Au lieu de se précipiter, Van Sant fait durer le plaisir et ne cédera à la grosse cavalerie scénaristique qu’au final, si attendu qu’il en devient jouissif : oui, le méchant professeur sera puni, Forrester/Salinger viendra le démasquer publiquement, et le Bien triomphera. Mais entre-temps, le film aura imposé son rythme de mélodrame à l’ancienne, avec son tempo de jazz qui se répand par nappes concentriques. Avec un autre réalisateur que Van Sant, l’adolescent black, apprenti écrivain-basketteur surdoué, aurait amadoué plus vite le vieil ours écossais reclus dans sa tanière, et le film se serait déroulé comme sur du papier à musique. Tandis que lui se grise de digressions, traite chaque personnage secondaire avec une extrême attention, et transforme ainsi tout ce qu’il y avait de convenu dans ce conte initiatique en une magnifique réflexion quant à la nécessaire résistance au social, l’irréductible part de clandestinité, vieux sujets du cinéaste.

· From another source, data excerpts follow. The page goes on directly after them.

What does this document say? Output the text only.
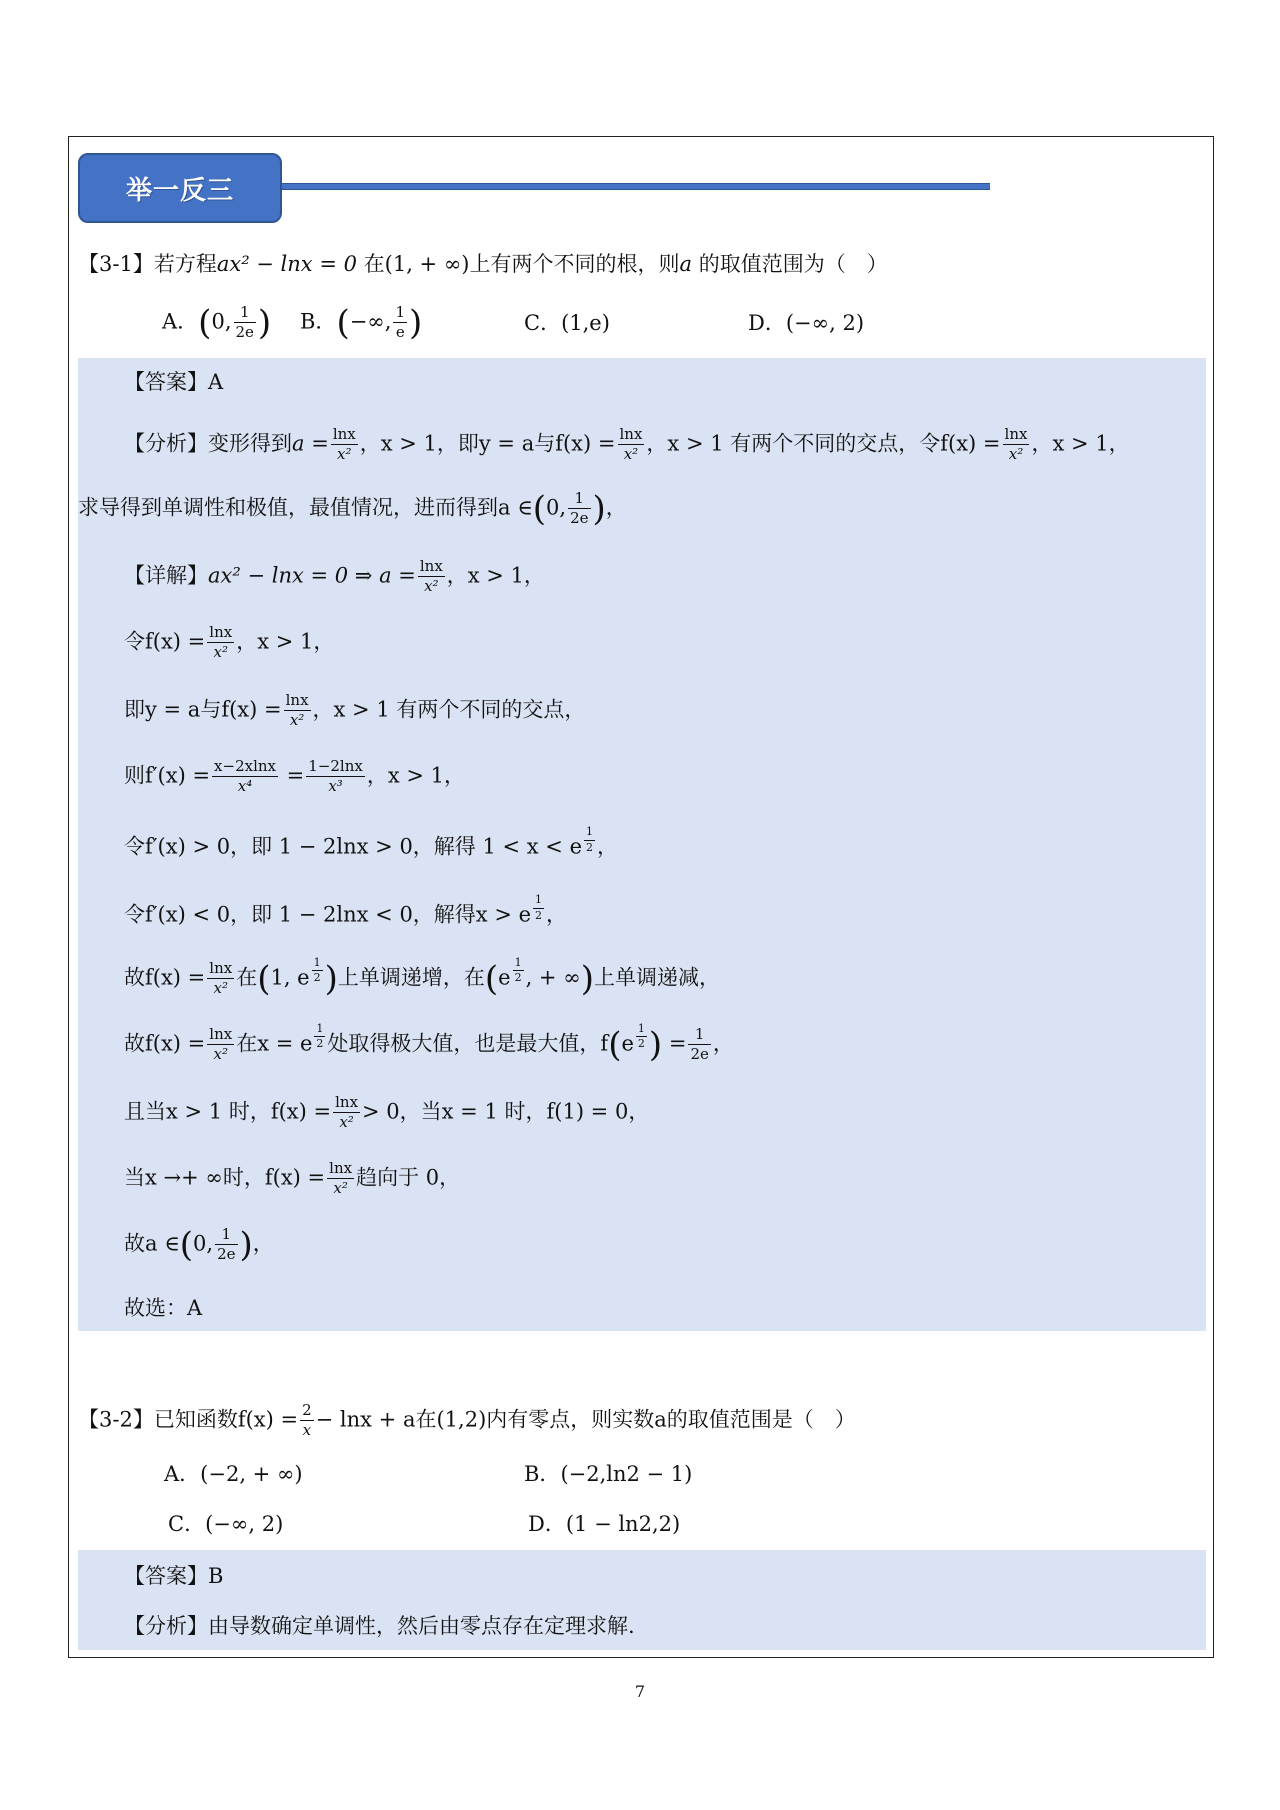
举一反三
【3-1】若方程ax² − lnx = 0 在(1, + ∞)上有两个不同的根，则a 的取值范围为（　）
A．(0, $\frac{1}{2e}$ ) B．(−∞, $\frac{1}{e}$ )	C．(1,e)	D．(−∞, 2)
【答案】A
【分析】变形得到$a = \frac{\ln x}{\text{x²}}$ ，x > 1，即y = a与$f(x) = \frac{\ln x}{\text{x²}}$ ，x > 1 有两个不同的交点，令$f(x) = \frac{\ln x}{\text{x²}}$ ，x > 1，
求导得到单调性和极值，最值情况，进而得到a ∈(0, $\frac{1}{2e}$ )，
【详解】ax² − lnx = 0 ⇒ $a = \frac{\ln x}{\text{x²}}$ ，x > 1，
令$f(x) = \frac{\ln x}{\text{x²}}$ ，x > 1，
即y = a与$f(x) = \frac{\ln x}{\text{x²}}$ ，x > 1 有两个不同的交点，
则$f'(x) = \frac{x-2xlnx}{\text{x⁴}} = \frac{1-2\ln x}{\text{x³}}$ ，x > 1，
令f′(x) > 0，即 1 − 2lnx > 0，解得 1 < x < e $\frac{1}{2}$ ，
令f′(x) < 0，即 1 − 2lnx < 0，解得x > e $\frac{1}{2}$ ，
故$f(x) = \frac{\ln x}{\text{x²}}$ 在(1, e $\frac{1}{2}$ )上单调递增，在($e \frac{1}{2}$ , + ∞)上单调递减，
故$f(x) = \frac{\ln x}{\text{x²}}$ 在x = e $\frac{1}{2}$ 处取得极大值，也是最大值，$f(e \frac{1}{2}$ ) = $\frac{1}{2e}$ ，
且当x > 1 时，$f(x) = \frac{\ln x}{\text{x²}} > 0$，当x = 1 时，f(1) = 0，
当x →+ ∞时，$f(x) = \frac{\ln x}{\text{x²}}$ 趋向于 0，
故a ∈(0, $\frac{1}{2e}$ )，
故选：A
【3-2】已知函数$f(x) = \frac{2}{x} - \ln x + a$在(1,2)内有零点，则实数a的取值范围是（　）
A．(−2, + ∞)	B．(−2,ln2 − 1)
C．(−∞, 2)	D．(1 − ln2,2)
【答案】B
【分析】由导数确定单调性，然后由零点存在定理求解.
7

Mais c’est par sa façon d’ordonner spatialement la fascination réciproque entre le jeune Michael Jordan qui noircit des carnets et son mentor hemingwayen que Van Sant s’affirme comme un grand cinéaste formaliste, qui aurait renoncé à son statut d’auteur (mais pourquoi, au juste ?) pour mieux distiller son immense savoir-faire dans des produits mainstream, embellis par la greffe qu’ils subissent, soudain lestés d’attente et de lenteur. Ce qui n’empêche pas le film de se heurter à un écueil d’importance : l’écriture, justement, le travail littéraire. On ne saura rien du chef-d’œuvre unique qu’a livré Forrester avant de s’enfermer et de devenir « The Window » pour les gosses du quartier, une ombre tapie derrière son rideau, sinon son titre (Avalon landing, son Attrape-cœurs ?), et rien non plus des tentatives plus que prometteuses de Jamal. Ça aurait été un autre film, moins hollywoodien, infiniment plus difficile à faire.

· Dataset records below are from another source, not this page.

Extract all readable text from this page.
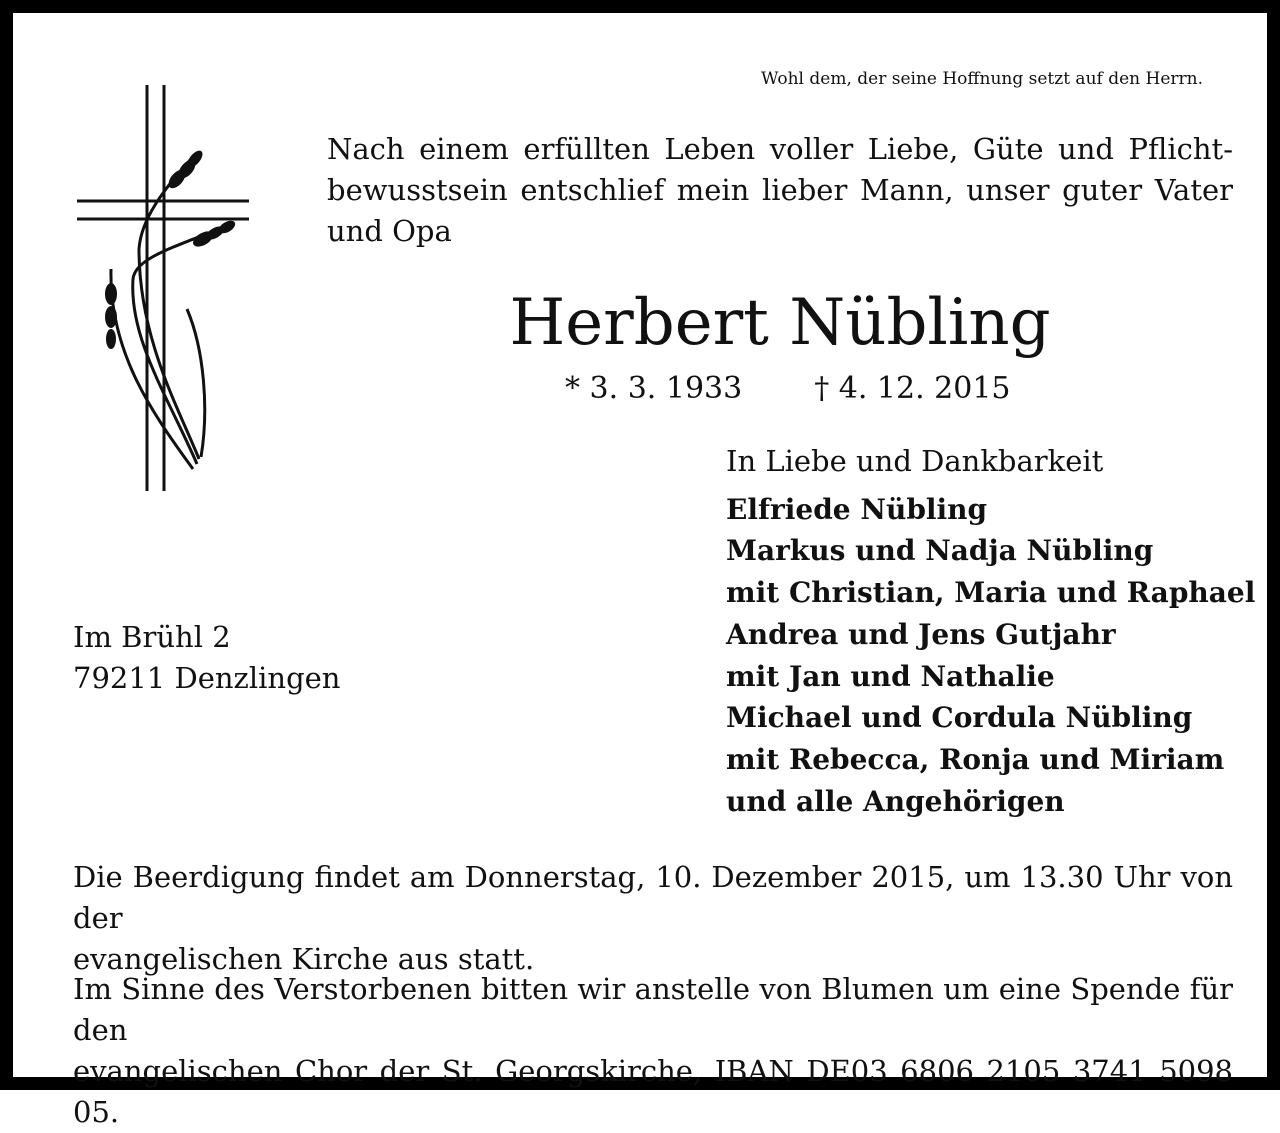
Wohl dem, der seine Hoffnung setzt auf den Herrn.
Nach einem erfüllten Leben voller Liebe, Güte und Pflicht-
bewusstsein entschlief mein lieber Mann, unser guter Vater
und Opa
Herbert Nübling
* 3. 3. 1933 † 4. 12. 2015
Im Brühl 2
79211 Denzlingen
In Liebe und Dankbarkeit
Elfriede Nübling
Markus und Nadja Nübling
mit Christian, Maria und Raphael
Andrea und Jens Gutjahr
mit Jan und Nathalie
Michael und Cordula Nübling
mit Rebecca, Ronja und Miriam
und alle Angehörigen
Die Beerdigung findet am Donnerstag, 10. Dezember 2015, um 13.30 Uhr von der
evangelischen Kirche aus statt.
Im Sinne des Verstorbenen bitten wir anstelle von Blumen um eine Spende für den
evangelischen Chor der St. Georgskirche, IBAN DE03 6806 2105 3741 5098 05.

Avec beaucoup d’humour et une bonne dose de mauvaise foi, Van Sant s’en sort en filmant le maître et l’élève frappant sur d’antiques machines à écrire, lors de sessions de creative writing qui oscillent entre la parodie (« Cogne les touches ! », « Ecris avec ton cœur ! », n’importe quoi…) et un certain ridicule d’ostentation. C’est la partie la plus faible du film, celle où Van Sant éprouve le plus de difficultés à contourner la vieille convention hollywoodienne de l’apprentissage à vue.
En revanche, il réussit pleinement les deux morceaux de bravoure du film : la première sortie de Forrester pour assister à un match de basket, tentative dont le vieil agoraphobe sortira exsangue, et la grande scène de séduction entre Jamal et sa camarade d’école chic. Là, sur un balcon qui flotte sur la ville dans une nuit moite, Van Sant retrouve toute sa force érotique et chorégraphie une belle danse de désir avec ballon de basket ! entre un adolescent noir très inhibé et une jeune fille blanche, riche mais pas trop jolie. A elle seule, cette séquence aurait suffi à démontrer que Van Sant est encore cinéaste, qu’il sait encore filmer la pulsion sans céder aux sirènes de l’histoire d’amour obligatoire.
Cinéaste, il l’est aussi dans ses choix. S’il n’est pas très difficile de lire une mise en abyme metteur en scène/scénariste dans les rapports entre Forrester et Jamal surtout quand on sait que le scénario est l’œuvre d’un débutant absolu (Mike Rich), comme l’était déjà celui de Will Hunting (dû au tandem Damon/Affleck, alors gamins) , ce film paraît boucler une véritable trilogie consacrée au problème de l’imitation, du faux, de la référence insurpassable. Ce qui permet de mieux comprendre le projet Psychose à défaut d’y adhérer. Alors que Will Hunting et Forrester sont deux réussites de commande, Psychose était un vieux fantasme tout personnel : refaire « plan par plan » son film préféré, et tenter d’introduire la variation sans travestir le même. Entreprise théorique passionnante, ratage pratique complet, puisque Van Sant a démontré par l’absurde que manipuler un élément de la mayonnaise chère à Bazin (le casting, par exemple, sans parler des grotesques rajouts horrifiques) revenait à la réduire à néant.
Cette réflexion s’incarne de façon autrement plus satisfaisante dans les deux mélodrames presque jumeaux qui encadrent Psychose, Will Hunting et Forrester, qui montrent tous deux comment des maîtres déficients et phobiques reçoivent le secours providentiel d’élèves idéaux. La relation thérapeutique est réussie dans la mesure où l’échange se fait dans les deux sens : on se soigne ensemble, l’un l’autre. Alors que Van Sant n’a rien apporté à Hitchcock, sinon renforcer son génie par défaut. Mais ce détour en forme de fourvoiement lui était sans doute nécessaire pour travailler au plus près son grand motif de cinéaste : la transmission.
Du Burroughs de Drugstore cowboy à Forrester, les figures magistrales abondent chez Van Sant, à la fois sublimes et maléfiques. Mais les ogres sont tristes et seuls, emmurés dans leurs défroques, mythes en sursis. Et ce sont leurs épigones qui ont pour mission de les libérer. Comme Jamal plagie Forrester, Van Sant a emprunté à Hitchcock un titre et une manière. Mais le maître n’est pas sorti du tombeau pour soutenir son faussaire. A la rencontre de Forrester est donc l’expression d’un regret, la mise en scène d’un fantasme déçu, d’une folie qui n’a pas été apaisée. La commande répond à une blessure : c’est pour ça qu’elle est si belle.